Lipocalin-2 inhibition alleviates neural injury by microglia ferroptosis suppression after experimental intracerebral hemorrhage in mice via enhancing ferritin light chain expression.

ABSTRACT

INTRODUCTION: Microglia play pivotal roles in post-intracerebral hemorrhage (ICH) neural injury. Iron metabolism, which is dysregulated after ICH, participates in microglial dysfunction. Previous studies have shown that iron metabolism-related lipocalin-2 (LCN2) is involved in regulating microglial function following ICH. In this study, we investigated the role of LCN2 in microglial function following ICH. METHODS: The BV2 (microglia) cell line, transfected with LCN2 for overexpression/interference, received a blood infusion from C57BL/6 mice in vitro. For the in vivo study of LCN2 function, an LCN2 knockout was conducted in mice. Liproxstatin-1 and RSL3 were used to manipulate ferroptosis and to study the effects of LCN2 on microglia after ICH. A BV2 (microglia) cell line, transfected with ferritin light chain (FTL) for overexpression/interference, was co-cultured with primary cultured neurons for a study on the mechanism of LCN2. Behavioral tests were conducted pre-ICH and on days 3, 7, and 28 post-ICH, and the brains and cultured cells were collected for protein, histological, and morphological studies.
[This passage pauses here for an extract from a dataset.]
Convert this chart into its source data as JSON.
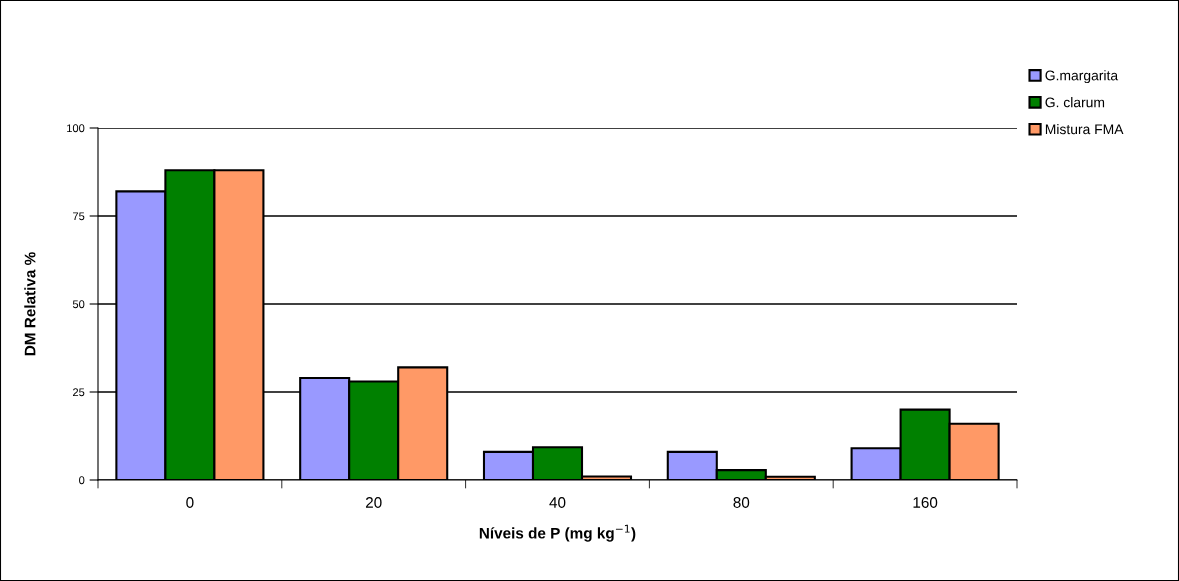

RESULTS: Brain LCN2 expression was upregulated in microglia, astrocytes, and neurons and played hazardous roles after ICH. In microglia, LCN2 promoted ferroptosis, which facilitated neural injury after ICH. LCN2-mediated FTL deficiency was shown to be responsible for microglial ferroptosis-induced neural injury. CONCLUSION: Our study suggests that LCN2-enhanced microglial ferroptosis plays a detrimental role by inducing FTL deficiency after ICH. The current study reveals a novel molecular mechanism involved in the pathophysiological progression of ICH.